Lebanese Forces Leader Samir Geagea was summoned by Lebanon's military court for questioning over a shooting attack on a peaceful demonstration in Tayouneh. The summons follows incriminating confessions given by some of the arrested Lebanese Forces members, according to a source cited by Reuters.
Lebanon’s Interior Ministry has lately confirmed that the Lebanese Forces party was behind the attack that left 7 martyrs, saying that rooftop snipers aimed directly at people’s heads.
What do you need to know?
On Oct. 14, hundreds of Lebanese citizens were marching towards the Palace of Justice in Beirut. Protesters desired to object to the politicization of what was supposed to be a uniquely juridical process regarding the Beirut Port explosion that rocked the city almost a year and a half ago.

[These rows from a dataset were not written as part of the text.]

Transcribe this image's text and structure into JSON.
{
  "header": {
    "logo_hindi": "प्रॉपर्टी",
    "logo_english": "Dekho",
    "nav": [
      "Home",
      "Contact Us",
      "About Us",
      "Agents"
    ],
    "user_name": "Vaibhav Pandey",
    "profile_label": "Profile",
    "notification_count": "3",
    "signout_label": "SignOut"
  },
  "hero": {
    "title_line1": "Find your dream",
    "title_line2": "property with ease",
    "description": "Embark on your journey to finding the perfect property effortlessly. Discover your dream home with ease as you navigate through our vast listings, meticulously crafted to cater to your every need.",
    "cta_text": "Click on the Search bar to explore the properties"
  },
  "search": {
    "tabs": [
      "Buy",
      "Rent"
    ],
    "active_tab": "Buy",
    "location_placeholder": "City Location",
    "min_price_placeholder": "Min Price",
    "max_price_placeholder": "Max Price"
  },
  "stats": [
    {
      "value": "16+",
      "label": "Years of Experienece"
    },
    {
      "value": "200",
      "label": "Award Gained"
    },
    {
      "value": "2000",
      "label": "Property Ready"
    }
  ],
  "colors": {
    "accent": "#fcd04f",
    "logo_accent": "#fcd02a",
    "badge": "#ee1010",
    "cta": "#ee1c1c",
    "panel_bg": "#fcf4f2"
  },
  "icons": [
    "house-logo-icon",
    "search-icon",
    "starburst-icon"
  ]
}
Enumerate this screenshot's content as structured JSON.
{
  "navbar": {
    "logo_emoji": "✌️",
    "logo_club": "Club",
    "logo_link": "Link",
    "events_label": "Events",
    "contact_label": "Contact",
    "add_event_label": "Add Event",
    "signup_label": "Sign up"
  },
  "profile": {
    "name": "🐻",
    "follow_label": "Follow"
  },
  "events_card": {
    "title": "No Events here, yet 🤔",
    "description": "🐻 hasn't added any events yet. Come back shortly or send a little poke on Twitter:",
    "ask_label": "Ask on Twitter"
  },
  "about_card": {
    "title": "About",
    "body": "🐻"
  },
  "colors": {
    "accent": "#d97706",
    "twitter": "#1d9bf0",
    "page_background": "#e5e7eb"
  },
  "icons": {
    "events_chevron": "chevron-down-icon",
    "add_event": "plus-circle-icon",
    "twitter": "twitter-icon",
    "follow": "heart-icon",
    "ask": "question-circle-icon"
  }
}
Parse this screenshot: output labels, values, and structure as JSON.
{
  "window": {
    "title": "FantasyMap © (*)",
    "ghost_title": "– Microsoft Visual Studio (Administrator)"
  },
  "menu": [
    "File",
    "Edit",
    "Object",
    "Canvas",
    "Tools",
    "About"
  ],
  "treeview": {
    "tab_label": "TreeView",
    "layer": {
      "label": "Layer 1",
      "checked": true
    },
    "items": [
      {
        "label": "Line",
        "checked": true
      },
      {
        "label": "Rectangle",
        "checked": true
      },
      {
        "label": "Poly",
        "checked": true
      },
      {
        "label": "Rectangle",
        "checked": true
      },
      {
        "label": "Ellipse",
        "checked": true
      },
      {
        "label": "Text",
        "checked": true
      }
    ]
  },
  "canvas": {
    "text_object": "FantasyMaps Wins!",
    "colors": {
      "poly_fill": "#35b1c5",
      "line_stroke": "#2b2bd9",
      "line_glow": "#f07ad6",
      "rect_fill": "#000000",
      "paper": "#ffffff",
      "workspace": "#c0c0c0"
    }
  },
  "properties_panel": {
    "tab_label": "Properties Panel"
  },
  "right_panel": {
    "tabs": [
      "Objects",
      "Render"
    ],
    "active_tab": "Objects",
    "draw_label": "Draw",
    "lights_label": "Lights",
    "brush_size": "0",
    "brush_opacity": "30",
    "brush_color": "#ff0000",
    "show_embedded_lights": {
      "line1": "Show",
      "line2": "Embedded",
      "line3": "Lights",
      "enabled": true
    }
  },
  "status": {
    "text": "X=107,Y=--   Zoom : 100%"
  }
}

The demonstration was supposed to be a peaceful act but the reaction the protesters received was not - some did not make it back home to their families. According to security reports cited by various Lebanese media outlets, it is almost certain that at some point in the march, the latter came under fire from snipers belonging to the Lebanese Forces Party (LF). The ambush left 7 people dead including Maryam, a mother of 5, who was deliberately sniped while attempting to get her children to safety after hearing gunfire.
Who is Samir Geagea?
Samir Geagea, the head of the current LF party, has a long history of massacres. In 1978, Geagea headed an assassination squad that broke into Tony Frangieh's home, the head of a rival faction named Al-Marda, and assassinated Frangie in cold blood, along with his wife and 3-year-old child.
What did Nasrallah say?
“The real endgame of the Lebanese Forces is to ignite a civil war that would lead to demographic change.”
This is what the Secretary-General of Hezbollah, Sayyed Hassan Nasrallah, revealed in his speech on the recent developments in Lebanon after the Tayouneh ambush.
Sayyed Nasrallah confirmed the desire of a party [The Lebanese Forces] to make “our people in Ain al-Remmaneh and Furn El Chebbak” believe that their surrounding neighbors in the Southern suburbs are their enemies, decrying the labeling of the murder of demonstrators as “an act of resistance” by some of the LF’s officials.
The Secretary-General pointed out that the head of this party is trying to generate an imaginary internal enemy in the hopes of keeping Christians worried about their local presence, thus spreading desperation in order to anoint himself as “the defender of Christians.”
The LF and its leader were not mentioned by name previously in order to avoid raising tension, the Secretary-General noted, despite the recurrent insults Hezbollah received from the right-wing party.
Lebanese and international condemnations
Former Lebanese Prime Ministers Fouad Siniora, Saad Hariri, and Tammam Salam expressed their "deep shock and sorrow," and completely condemned the reprehensible events which left seven martyrs in the Tayouneh (Beirut) area.
In the same context, the international response continued on the recent Lebanese events, as Russia, Saudi Arabia, and Iran issued statements regarding the ambush.